Against steep odds, Maddie—who has been at high-risk for rejection since birth—just received her second new heart at Johns Hopkins All Children’s in 2016. (You may have read about her during 2016 Heart Month right before her latest transplant.) Her first transplant was done when she was 5 in St. Louis. It isn’t unusual for children to require a second transplant as they grow and Maddie’s was put off as long as possible. There have been some complications this time around—they expected as much—but Maddie and her supportive mom and dad Melanie and Craig—have dealt with them.

“This new heart does feel different,” Maddie, 16, says after giving it some thought. “It is different in the sense that I can do a lot more. I can play some sports, run, go up the stairs and all that without getting tired anymore.”
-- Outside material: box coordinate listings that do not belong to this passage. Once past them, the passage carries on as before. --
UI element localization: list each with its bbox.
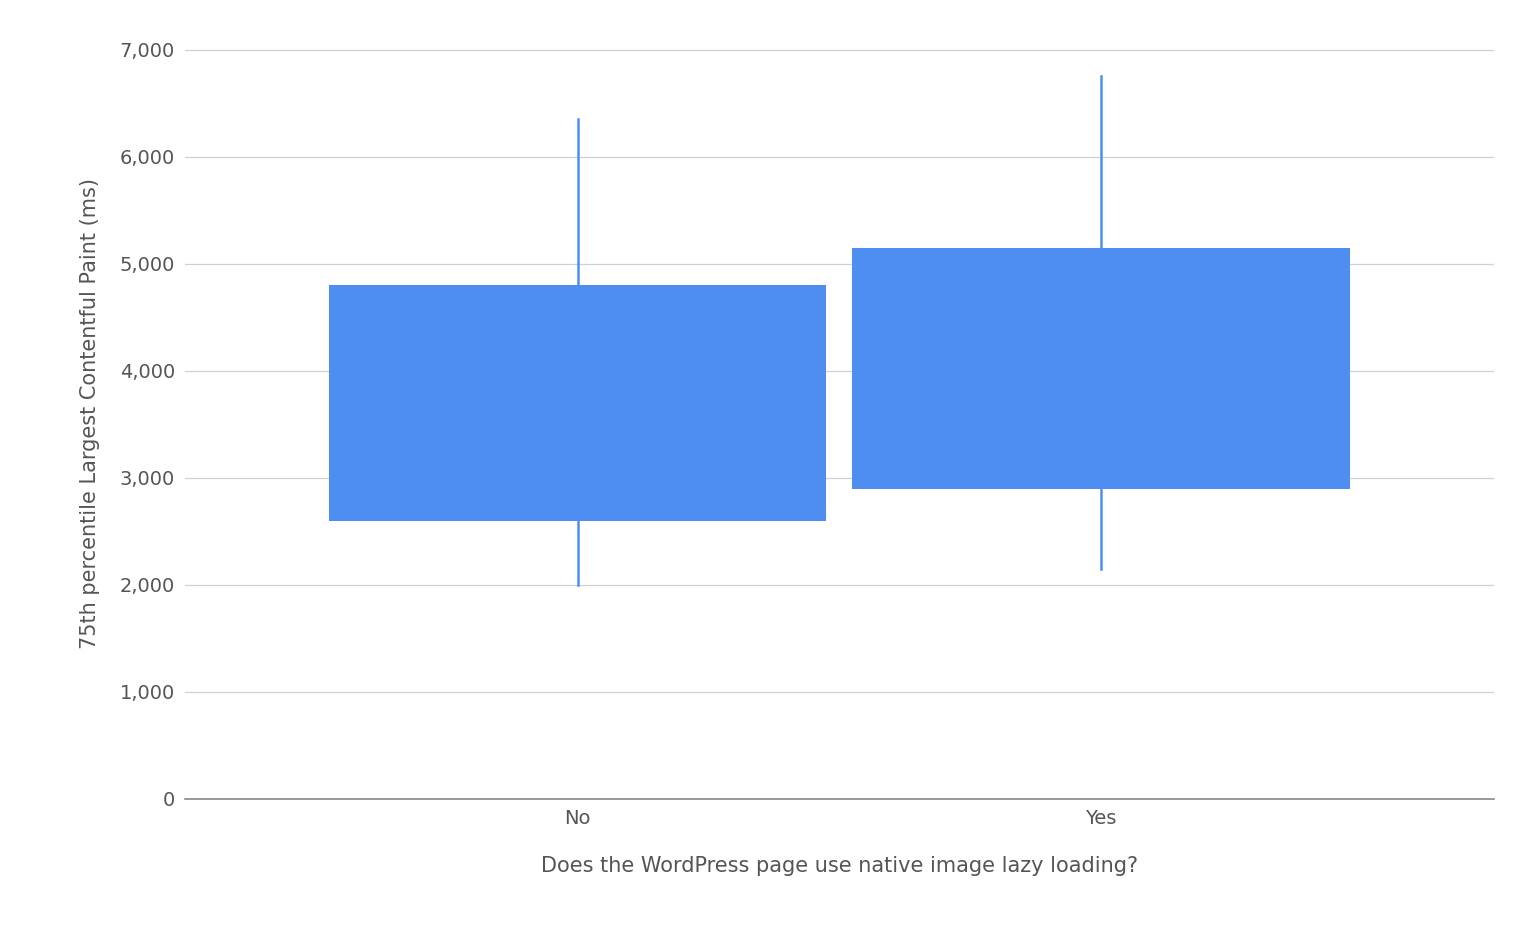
X-axis label: Does the WordPress page use native image lazy loading?: Does the WordPress page use native image… [541,855,1138,875]
Y-axis label: 75th percentile Largest Contentful Paint (ms): 75th percentile Largest Contentful Paint… [80,178,100,650]
Bar [853,247,1349,489]
Bar [328,285,825,521]
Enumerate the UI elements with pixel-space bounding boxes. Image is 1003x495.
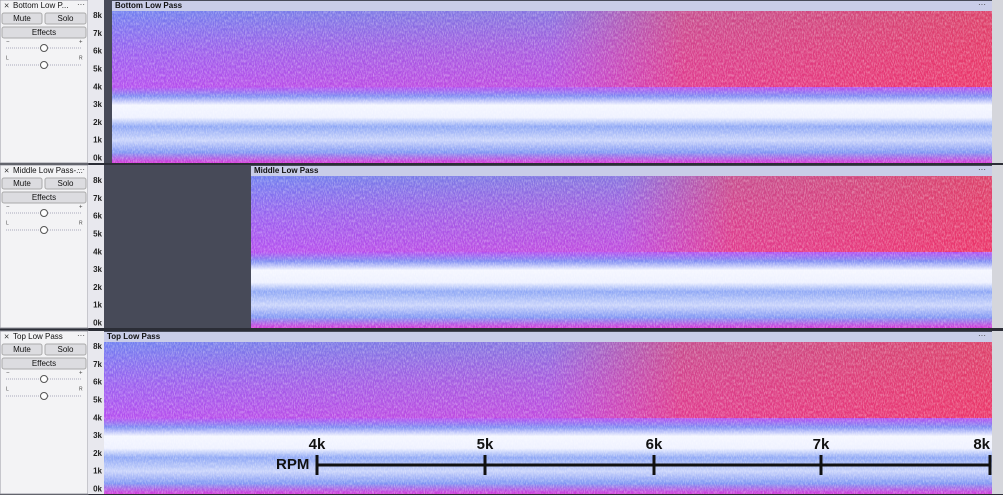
gain-max: + <box>79 205 83 211</box>
track-name[interactable]: Bottom Low P... <box>13 1 68 10</box>
frequency-label: 2k <box>93 118 102 127</box>
frequency-label: 6k <box>93 212 102 221</box>
clip-menu[interactable]: ··· <box>978 165 986 174</box>
track-button-label[interactable]: Effects <box>32 359 56 368</box>
frequency-label: 1k <box>93 467 102 476</box>
gain-min: − <box>6 371 10 377</box>
track-menu[interactable]: ··· <box>77 0 85 9</box>
track-name[interactable]: Middle Low Pass-... <box>13 166 83 175</box>
rpm-tick-label: 6k <box>646 436 663 453</box>
clip-header[interactable] <box>112 1 992 11</box>
frequency-label: 0k <box>93 485 102 494</box>
track-button-label[interactable]: Effects <box>32 28 56 37</box>
frequency-label: 4k <box>93 82 102 91</box>
rpm-tick-label: 4k <box>309 436 326 453</box>
track-button[interactable] <box>1 357 87 370</box>
rpm-tick-label: 7k <box>813 436 830 453</box>
gain-slider-knob[interactable] <box>40 209 48 217</box>
frequency-label: 8k <box>93 176 102 185</box>
rpm-tick-label: 5k <box>477 436 494 453</box>
frequency-label: 6k <box>93 378 102 387</box>
track-button[interactable] <box>1 191 87 204</box>
track-button[interactable] <box>1 343 43 356</box>
scrollbar <box>992 331 1003 494</box>
frequency-axis <box>88 331 104 494</box>
clip-header[interactable] <box>251 166 992 176</box>
track-button[interactable] <box>1 26 87 39</box>
frequency-label: 4k <box>93 413 102 422</box>
track-button-label[interactable]: Mute <box>13 345 31 354</box>
gain-slider-knob[interactable] <box>40 44 48 52</box>
frequency-axis <box>88 165 104 328</box>
track-menu[interactable]: ··· <box>77 165 85 174</box>
pan-left: L <box>6 55 9 61</box>
track-button[interactable] <box>44 12 87 25</box>
pan-right: R <box>79 55 83 61</box>
frequency-label: 2k <box>93 449 102 458</box>
frequency-label: 8k <box>93 11 102 20</box>
close-icon: × <box>4 331 9 341</box>
track-menu[interactable]: ··· <box>77 331 85 340</box>
close-icon: × <box>4 165 9 175</box>
track-name[interactable]: Top Low Pass <box>13 332 63 341</box>
pan-slider-knob[interactable] <box>40 61 48 69</box>
track-button[interactable] <box>1 12 43 25</box>
pan-left: L <box>6 386 9 392</box>
track-button-label[interactable]: Solo <box>57 14 74 23</box>
frequency-label: 6k <box>93 47 102 56</box>
frequency-label: 3k <box>93 100 102 109</box>
frequency-label: 5k <box>93 65 102 74</box>
scrollbar <box>992 165 1003 328</box>
frequency-label: 3k <box>93 265 102 274</box>
track-button-label[interactable]: Effects <box>32 193 56 202</box>
pan-right: R <box>79 220 83 226</box>
frequency-label: 7k <box>93 194 102 203</box>
pan-slider-knob[interactable] <box>40 392 48 400</box>
track-button[interactable] <box>1 177 43 190</box>
frequency-label: 8k <box>93 342 102 351</box>
frequency-label: 2k <box>93 283 102 292</box>
track-button-label[interactable]: Solo <box>57 345 74 354</box>
spectrogram-noise <box>112 11 992 163</box>
track-button[interactable] <box>44 343 87 356</box>
frequency-label: 0k <box>93 154 102 163</box>
clip-title[interactable]: Bottom Low Pass <box>115 1 183 10</box>
frequency-label: 5k <box>93 396 102 405</box>
close-icon: × <box>4 0 9 10</box>
frequency-label: 7k <box>93 29 102 38</box>
gain-min: − <box>6 40 10 46</box>
pan-right: R <box>79 386 83 392</box>
track-button-label[interactable]: Solo <box>57 179 74 188</box>
clip-header[interactable] <box>104 332 992 342</box>
track-button-label[interactable]: Mute <box>13 14 31 23</box>
clip-title[interactable]: Top Low Pass <box>107 332 161 341</box>
frequency-label: 4k <box>93 247 102 256</box>
gain-min: − <box>6 205 10 211</box>
rpm-label: RPM <box>276 456 309 473</box>
track-button-label[interactable]: Mute <box>13 179 31 188</box>
frequency-label: 1k <box>93 301 102 310</box>
spectrogram-noise <box>104 342 992 494</box>
gain-slider-knob[interactable] <box>40 375 48 383</box>
frequency-label: 3k <box>93 431 102 440</box>
pan-slider-knob[interactable] <box>40 226 48 234</box>
clip-menu[interactable]: ··· <box>978 331 986 340</box>
gain-max: + <box>79 371 83 377</box>
frequency-axis <box>88 0 104 163</box>
track-button[interactable] <box>44 177 87 190</box>
pan-left: L <box>6 220 9 226</box>
frequency-label: 1k <box>93 136 102 145</box>
spectrogram-noise <box>251 176 992 328</box>
frequency-label: 0k <box>93 319 102 328</box>
rpm-tick-label: 8k <box>973 436 990 453</box>
frequency-label: 7k <box>93 360 102 369</box>
scrollbar <box>992 0 1003 163</box>
clip-title[interactable]: Middle Low Pass <box>254 166 319 175</box>
gain-max: + <box>79 40 83 46</box>
frequency-label: 5k <box>93 230 102 239</box>
clip-menu[interactable]: ··· <box>978 0 986 9</box>
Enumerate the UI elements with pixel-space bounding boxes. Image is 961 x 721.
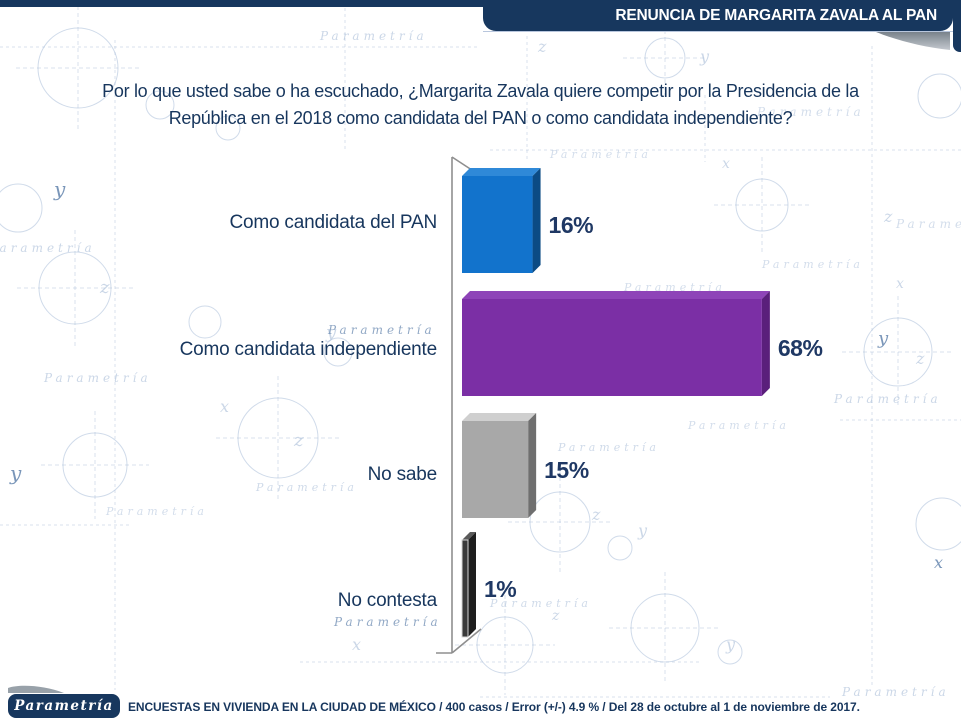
- value-label-no-sabe: 15%: [544, 456, 589, 483]
- bar-como-candidata-independiente: [462, 299, 762, 396]
- title-underline: [483, 31, 953, 32]
- watermark-letter: x: [934, 553, 943, 572]
- bar-top-como-candidata-del-pan: [462, 168, 541, 176]
- watermark-circle: [644, 37, 686, 79]
- title-bar: RENUNCIA DE MARGARITA ZAVALA AL PAN: [483, 0, 953, 31]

Though she can’t play just yet, Maddie joined the lacrosse team at Calvary Christian High School, as team manager. She knows there are a few challenges she has to dance around, but it has never once stopped her from doing what she wants to do. She also constantly seeks ways to raise money for her hospital including fundraisers through school and church. She has raised more than $50,000 in 15 heart walks and shared her story on Radiothon, an annual hospital fundraiser.

“Maddie loves life,” her mom explains. “She wasn’t even supposed to survive this long. But she does what needs to be done to stay healthy.” And that is a lot. For a while, Maddie took 52 pills a day. Every day. She is now down to 29. She comes in for regular checkups like her heart biopsy next month. In spite of that diligence. Maddie is, as her mom puts it, “in rejection.”

Organ rejection was to be expected considering her risk factor. Typically a patient needs to have no higher than 30 percent rejection antibodies in order to receive a new heart, but Maddie has been at 100 percent since birth. Because of the high antibody count, Maddie requires steroids to fight the rejection. They have worked so far, but at a price. The steroids damaged her kidneys, adding to her complications. She was on dialysis for a while and spent more than 8 months in the hospital this past year, but she is improving and back in school thanks to expert care from her cardiac team, which collaborates regularly on her care and constantly seeks out the most innovative treatments that will keep a high-risk patient like Maddie in top shape.

Most hospitals would not have taken Maddie’s case, but as a U.S. News & World Report Best Children’s Hospital in Cardiology and Heart Surgery, Johns Hopkins All Children’s accepts high-risk patients that other hospitals won’t.

“Johns Hopkins All Children’s Hospital is the only hospital in Tampa Bay and Orlando that performs heart transplants on children,” explains Jeff Jacobs. Jacobs is chief of the division of cardiovascular surgery and director of the Andrews/Daicoff Cardiovascular Program at Johns Hopkins All Children’s Heart Institute. “We have performed 176 heart transplants since 1995. Because of our extensive experience, we offer transplantation to many high risk patients who may not have the opportunity to undergo transplantation at lower volume programs.”

Melanie and Maddie love their physicians, nurses and techs, but for this latest hospital visit, Child Life, which works to help children and teens cope with the challenges of hospitalization, illness and disability, has played a significant role in getting her through a long and difficult stay.

“Everyone is so caring,” Maddie explains. “They are like family to me.” Maddie and her friends received support and counseling on what to expect throughout her latest journey. This has been especially helpful to her friends—who are often afraid of what they see in hospitals and can disappear when a sick child needs them most. That didn’t happen here and Melanie credits and excellent and dedicated team that prepared everyone for what to expect and how to react in order to show support.

“Maddie has been blessed that her friends have stuck with her,” Melanie explains. “Child Life helped with the fear so much. Being in 11th grade is a vulnerable time. She has also had virtual teachers who have helped her keep up with classes over the computer.”

Maddie also has not taken for granted this new heart that has allowed her to live. “I don’t know who it came from, but I am so incredibly blessed to have another chance at life through another person.”